Big Investors Want to Give ESG Companies Money
A company that shows it complies with environmental, social, and governance standards can actually raise capital cheaper.
And investors will be fighting tooth and nail to give it money.
Why? Because having “green” investments in their portfolios will make them look good. And, as 2021 numbers suggest, it will also lead to outperformance.
Todd Rosenbluth, the head of mutual fund research company CFRA, says that ESG performed “better than expected” in 2021, even though quite a few ESG ETFs are diversified and should perform in line with the rest of the market.
In other words, not only is ESG popular, but ESG funds are also performing very well compared to their broad-market counterparts.
The world of hedge funds offers another example.
Back in September, a Montreal-based asset management firm saw its $175 million capital raise oversubscribed by investors. It means that the supply of capital exceeded the planned funding amount. The fund is focused on “energy transition,” which is one of the “pure play” ESG businesses.
The same happens on a company level. General Fusion, a Vancouver-based start-up, saw its $130 million Series E offering oversubscribed as investors like Jeff Bezos or a “large U.S. state pension plan” provided the company with capital.
General Fusion is developing clean fusion energy technology.
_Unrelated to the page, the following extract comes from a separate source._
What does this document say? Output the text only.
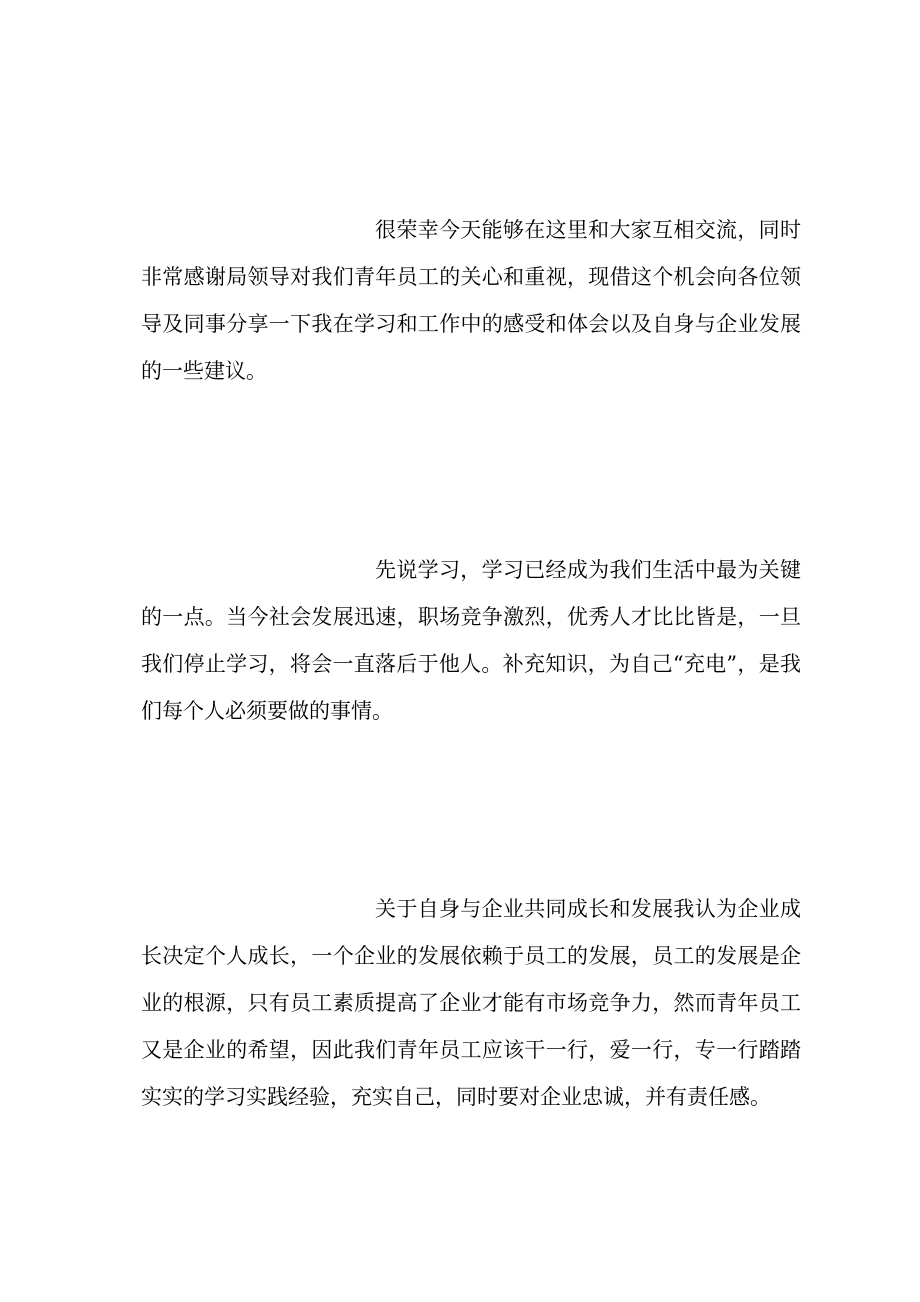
很荣幸今天能够在这里和大家互相交流，同时非常感谢局领导对我们青年员工的关心和重视，现借这个机会向各位领导及同事分享一下我在学习和工作中的感受和体会以及自身与企业发展的一些建议。

先说学习，学习已经成为我们生活中最为关键的一点。当今社会发展迅速，职场竞争激烈，优秀人才比比皆是，一旦我们停止学习，将会一直落后于他人。补充知识，为自己“充电”，是我们每个人必须要做的事情。

关于自身与企业共同成长和发展我认为企业成长决定个人成长，一个企业的发展依赖于员工的发展，员工的发展是企业的根源，只有员工素质提高了企业才能有市场竞争力，然而青年员工又是企业的希望，因此我们青年员工应该干一行，爱一行，专一行踏踏实实的学习实践经验，充实自己，同时要对企业忠诚，并有责任感。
Again, it’s as close to a “pure ESG play” as it gets.
The bottom line is, strong companies whose businesses have to do with energy transition, fusion, clean technology, electrification, and other aspects of a “greener” future see immediate investor interest.
Cheaper Debt Helps Fuel Growth for ESG Companies
Debt is the other side of a company’s capital structure.
Even if it can sell its equity on good terms, it doesn’t mean that it can get cheap debt.
… Unless it also has to do with ESG.
Newmont, one of the world’s biggest mining companies, announced back in June that its $3 billion credit facility would now be tied to the company’s ESG goals.
(Mining companies are widely seen as bad for the environment, and therefore not in line with ESG goals.)
If Newmont performs better in terms of ESG, it will pay less interest on that facility.
This destroys the argument that ESG is a fluke. Newmont’s cash flow will now be directly tied to its ESG performance. Indirectly, the company’s value is going to be influenced by its ESG stance as well.
And this trend continues… There are more and more companies having ESG-linked facilities and credit on their balance sheets.
What Does It Mean?
It means that a smart early-stage company will now absolutely have to align itself with the ESG trend.
Not for any ideological purposes, but to improve its survival odds.
From capital raises to debt and beyond, ESG has started to have a direct impact on companies’ financials and outlooks.
Ignoring a trend that is directly tied to companies’ future profitability seems like a bad idea to me…
And you can easily get on the right side of it by adding “ESG-aligned” stocks to your portfolio.
How do you tell if a company you’re considering is “ESG-aligned?” Yesterday, I gave a list of questions you can use for a “rapid test” on ESG companies.
But if you’re having trouble figuring out where to go, you can look at the Vanguard ESG U.S. Stock ETF (ESGV). It tracks an index that includes stocks screened for ESG criteria and excludes some of the “dirty” industries like fossil fuels.
From there, you can either invest in the ETF directly… or you can check out its holdings and invest in the individual companies. That’s always our preference here at Casey Research. Just run them by my ESG rapid test questions.
And remember, these are speculations. Never bet more money than you can afford to lose. A small allocation in your portfolio is enough to capitalize on a big trend like ESG.